04.18.2012

Finding Liquidity

04.18.2012
Terry Flanagan

While lower market volatility is suppressing trading volumes, traders are finding alternative methods to access liquidity.

“While large caps are generally more liquid than small caps, there’s still quite a bit of liquidity in small caps,” said Dan Neiman, portfolio manager of the Neiman Large Cap Value Fund. “What a retail investor in small caps has to realize is if they try to take a position in a stock at a certain price, and an institutional buyer tries to take a large position in that same stock at the same time, the price paid by the retail investor could be significantly higher than they expected to pay.”

However, despite that, there is still sufficient liquidity in the markets.

“That said, I don’t think there’s been a break down in liquidity in our stock markets,” added Neiman. “With electronic execution and the merging of exchanges, the markets are far more liquid than they used to be.”

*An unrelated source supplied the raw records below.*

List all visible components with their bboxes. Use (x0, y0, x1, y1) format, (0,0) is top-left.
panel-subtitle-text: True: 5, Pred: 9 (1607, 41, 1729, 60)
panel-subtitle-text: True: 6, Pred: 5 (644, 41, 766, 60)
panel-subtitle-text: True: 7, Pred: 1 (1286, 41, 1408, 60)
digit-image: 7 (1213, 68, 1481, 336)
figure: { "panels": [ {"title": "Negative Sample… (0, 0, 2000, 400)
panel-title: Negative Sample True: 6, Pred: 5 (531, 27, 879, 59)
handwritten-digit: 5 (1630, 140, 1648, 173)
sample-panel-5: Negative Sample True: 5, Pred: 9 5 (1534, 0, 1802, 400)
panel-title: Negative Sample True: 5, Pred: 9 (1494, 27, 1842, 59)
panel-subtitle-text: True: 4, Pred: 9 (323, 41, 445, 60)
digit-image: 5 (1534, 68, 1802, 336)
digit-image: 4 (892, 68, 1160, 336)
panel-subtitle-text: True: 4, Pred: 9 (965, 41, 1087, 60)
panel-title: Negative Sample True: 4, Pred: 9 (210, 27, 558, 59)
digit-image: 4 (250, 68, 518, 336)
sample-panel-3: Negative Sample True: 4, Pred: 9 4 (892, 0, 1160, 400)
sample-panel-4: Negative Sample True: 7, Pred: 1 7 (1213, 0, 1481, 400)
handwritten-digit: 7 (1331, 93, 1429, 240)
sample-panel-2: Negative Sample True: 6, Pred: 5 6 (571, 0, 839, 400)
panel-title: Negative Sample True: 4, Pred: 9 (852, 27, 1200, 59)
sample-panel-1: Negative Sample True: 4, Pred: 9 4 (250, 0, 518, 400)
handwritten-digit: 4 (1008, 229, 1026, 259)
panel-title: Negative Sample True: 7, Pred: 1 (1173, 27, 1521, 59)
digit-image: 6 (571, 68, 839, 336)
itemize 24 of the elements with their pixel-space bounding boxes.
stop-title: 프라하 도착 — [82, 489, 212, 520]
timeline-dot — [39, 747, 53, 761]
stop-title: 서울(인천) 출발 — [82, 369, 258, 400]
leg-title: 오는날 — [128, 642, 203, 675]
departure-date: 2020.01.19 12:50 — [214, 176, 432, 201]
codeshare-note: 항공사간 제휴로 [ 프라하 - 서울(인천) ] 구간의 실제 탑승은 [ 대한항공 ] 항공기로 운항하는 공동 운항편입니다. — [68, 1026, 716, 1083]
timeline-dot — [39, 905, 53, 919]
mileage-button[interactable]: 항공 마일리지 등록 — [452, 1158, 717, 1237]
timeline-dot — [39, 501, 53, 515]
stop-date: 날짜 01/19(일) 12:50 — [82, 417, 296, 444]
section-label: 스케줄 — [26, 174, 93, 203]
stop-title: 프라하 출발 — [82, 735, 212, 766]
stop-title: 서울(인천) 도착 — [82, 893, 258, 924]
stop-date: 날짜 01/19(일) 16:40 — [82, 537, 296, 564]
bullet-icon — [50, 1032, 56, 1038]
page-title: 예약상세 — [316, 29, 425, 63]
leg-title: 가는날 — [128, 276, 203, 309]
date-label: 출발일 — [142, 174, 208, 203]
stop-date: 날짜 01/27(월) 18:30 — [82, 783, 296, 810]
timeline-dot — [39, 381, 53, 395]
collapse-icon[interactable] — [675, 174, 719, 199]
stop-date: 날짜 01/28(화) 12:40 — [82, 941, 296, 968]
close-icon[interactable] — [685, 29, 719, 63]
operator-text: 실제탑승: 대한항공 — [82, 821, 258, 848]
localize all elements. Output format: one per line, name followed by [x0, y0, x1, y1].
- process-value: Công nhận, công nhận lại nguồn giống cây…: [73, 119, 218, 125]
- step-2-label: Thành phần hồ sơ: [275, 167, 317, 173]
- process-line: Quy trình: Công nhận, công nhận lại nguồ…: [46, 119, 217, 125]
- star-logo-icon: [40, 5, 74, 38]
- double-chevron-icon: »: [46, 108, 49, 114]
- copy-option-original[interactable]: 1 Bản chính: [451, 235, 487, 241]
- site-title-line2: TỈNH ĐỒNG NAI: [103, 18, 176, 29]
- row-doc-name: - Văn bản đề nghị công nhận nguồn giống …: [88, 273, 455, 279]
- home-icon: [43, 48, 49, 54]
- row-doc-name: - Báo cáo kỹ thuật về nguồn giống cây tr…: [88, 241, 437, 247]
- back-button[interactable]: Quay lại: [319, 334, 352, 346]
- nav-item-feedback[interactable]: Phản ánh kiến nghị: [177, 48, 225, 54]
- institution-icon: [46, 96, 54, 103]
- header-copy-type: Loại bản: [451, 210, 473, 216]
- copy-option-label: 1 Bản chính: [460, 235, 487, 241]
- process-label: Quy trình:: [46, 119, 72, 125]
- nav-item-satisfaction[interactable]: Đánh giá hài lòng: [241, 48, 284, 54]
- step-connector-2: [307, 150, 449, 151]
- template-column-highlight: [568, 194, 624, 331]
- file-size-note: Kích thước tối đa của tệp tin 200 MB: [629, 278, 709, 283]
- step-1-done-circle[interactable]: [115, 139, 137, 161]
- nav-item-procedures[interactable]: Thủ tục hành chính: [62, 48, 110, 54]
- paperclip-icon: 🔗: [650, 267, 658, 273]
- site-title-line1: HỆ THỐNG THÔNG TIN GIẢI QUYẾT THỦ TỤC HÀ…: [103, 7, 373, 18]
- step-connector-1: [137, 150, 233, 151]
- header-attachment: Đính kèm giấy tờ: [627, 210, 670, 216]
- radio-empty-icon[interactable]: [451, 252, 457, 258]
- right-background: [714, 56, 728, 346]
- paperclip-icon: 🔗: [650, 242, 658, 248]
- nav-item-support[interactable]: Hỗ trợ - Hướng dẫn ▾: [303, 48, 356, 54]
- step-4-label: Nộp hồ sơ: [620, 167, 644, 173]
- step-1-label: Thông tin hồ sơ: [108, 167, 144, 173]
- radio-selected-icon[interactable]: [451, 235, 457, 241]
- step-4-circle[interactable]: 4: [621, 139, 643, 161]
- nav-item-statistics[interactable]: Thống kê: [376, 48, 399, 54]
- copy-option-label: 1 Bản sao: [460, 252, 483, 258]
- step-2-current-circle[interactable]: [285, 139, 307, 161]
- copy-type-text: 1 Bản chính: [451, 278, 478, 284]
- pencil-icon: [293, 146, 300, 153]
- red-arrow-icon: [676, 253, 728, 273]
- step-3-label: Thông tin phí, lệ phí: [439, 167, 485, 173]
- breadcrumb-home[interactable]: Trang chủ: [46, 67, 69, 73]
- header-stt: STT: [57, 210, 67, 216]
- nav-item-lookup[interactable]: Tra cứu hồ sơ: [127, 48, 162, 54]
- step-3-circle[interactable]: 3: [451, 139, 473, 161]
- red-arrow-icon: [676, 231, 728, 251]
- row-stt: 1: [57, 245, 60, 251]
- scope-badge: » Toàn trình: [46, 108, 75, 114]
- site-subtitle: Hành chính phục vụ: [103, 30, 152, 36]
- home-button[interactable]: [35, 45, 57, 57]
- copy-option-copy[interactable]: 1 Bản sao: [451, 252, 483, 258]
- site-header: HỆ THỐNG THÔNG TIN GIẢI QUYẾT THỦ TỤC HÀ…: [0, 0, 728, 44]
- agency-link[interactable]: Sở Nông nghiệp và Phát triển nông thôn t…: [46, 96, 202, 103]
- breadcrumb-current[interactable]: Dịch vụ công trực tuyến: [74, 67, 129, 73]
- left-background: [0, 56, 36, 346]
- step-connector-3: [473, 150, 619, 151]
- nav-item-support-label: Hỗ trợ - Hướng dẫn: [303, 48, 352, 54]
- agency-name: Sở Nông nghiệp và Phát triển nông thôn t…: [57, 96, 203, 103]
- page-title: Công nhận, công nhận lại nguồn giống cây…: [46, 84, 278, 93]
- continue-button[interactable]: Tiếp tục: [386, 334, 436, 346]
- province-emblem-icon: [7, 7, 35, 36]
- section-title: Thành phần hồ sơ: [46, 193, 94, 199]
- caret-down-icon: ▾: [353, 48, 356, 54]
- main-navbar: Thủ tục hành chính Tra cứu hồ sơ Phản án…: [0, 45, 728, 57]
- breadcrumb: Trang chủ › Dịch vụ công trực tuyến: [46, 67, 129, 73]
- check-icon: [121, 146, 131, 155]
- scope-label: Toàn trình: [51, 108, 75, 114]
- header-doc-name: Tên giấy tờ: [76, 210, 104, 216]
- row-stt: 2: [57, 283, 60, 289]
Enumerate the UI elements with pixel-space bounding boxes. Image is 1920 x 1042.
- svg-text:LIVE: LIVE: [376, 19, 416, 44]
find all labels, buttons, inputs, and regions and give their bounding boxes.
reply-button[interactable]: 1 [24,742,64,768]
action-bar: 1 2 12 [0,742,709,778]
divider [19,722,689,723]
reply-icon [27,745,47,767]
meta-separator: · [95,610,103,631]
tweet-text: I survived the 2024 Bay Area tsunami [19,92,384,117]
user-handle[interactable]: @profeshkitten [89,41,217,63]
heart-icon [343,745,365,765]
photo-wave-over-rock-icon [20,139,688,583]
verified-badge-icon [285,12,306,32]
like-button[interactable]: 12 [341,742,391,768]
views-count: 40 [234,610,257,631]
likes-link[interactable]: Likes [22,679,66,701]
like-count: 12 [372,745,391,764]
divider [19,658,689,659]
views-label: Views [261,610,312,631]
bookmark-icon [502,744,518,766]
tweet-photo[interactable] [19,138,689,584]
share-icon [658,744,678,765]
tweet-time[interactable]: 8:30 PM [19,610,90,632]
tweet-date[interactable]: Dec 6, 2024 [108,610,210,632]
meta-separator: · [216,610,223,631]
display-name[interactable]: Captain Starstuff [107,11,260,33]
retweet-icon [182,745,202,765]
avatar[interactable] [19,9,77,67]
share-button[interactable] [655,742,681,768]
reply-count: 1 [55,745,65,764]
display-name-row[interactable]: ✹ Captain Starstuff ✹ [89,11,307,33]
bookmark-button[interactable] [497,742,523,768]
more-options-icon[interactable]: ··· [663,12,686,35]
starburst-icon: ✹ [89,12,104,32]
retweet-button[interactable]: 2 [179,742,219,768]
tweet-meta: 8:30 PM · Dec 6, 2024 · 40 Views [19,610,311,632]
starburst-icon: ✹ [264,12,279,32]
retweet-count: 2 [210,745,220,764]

Broker-dealers are also helping to source liquidity as well. Both Goldman Sachs and UBS have each recently introduced algorithmic trading strategies specifically designed for the trading of illiquid, small-cap stocks.

“The availability of equity liquidity is never a given, but for some securities it is even more elusive,” said Owain Self, global head of algorithmic trading at UBS.

Both algorithms use similar strategies, in that they take a wait-and-see approach, sit by idly, and only execute when the opportunity is right and when market impact will be minimal.

“Traditional algorithms were built to trade on a schedule, which means they are not suited to appropriately capture unanticipated bursts of liquidity,” said Self. “Our clients tell us that at times, for certain securities, they need a strategy to operate on an ‘I would if I could’ basis. So we designed Swoop to wait, watch and intelligently act upon those unpredictable moments.”

Despite the decline in market volatility, market liquidity is still on a long-term growth path and is better than other bear markets.

“I think our markets are more liquid today for all stocks than they were ten years ago during the dot-com bubble, and even more liquid than when stocks used to trade at eights of a dollar,” noted Neiman.

Either way, market volatility usually doesn’t stay suppressed for long, and it’s only a matter of time before it returns in some form.

“Volatility is driven by investor uncertainty,” said Neiman. “The global economic crisis, upcoming presidential election, unemployment rates remaining high, interest rates remaining low, yet rising corporate profits, all contribute to volatility and I don’t see the VIX or any other measure going lower at any time this year. On the liquidity side, when there are too many buyers or even too many sellers, markets become less liquid. If the market happens to continue its upward trend, this will create less liquid markets, but mainly for large institutional buyers trying to take large positions.”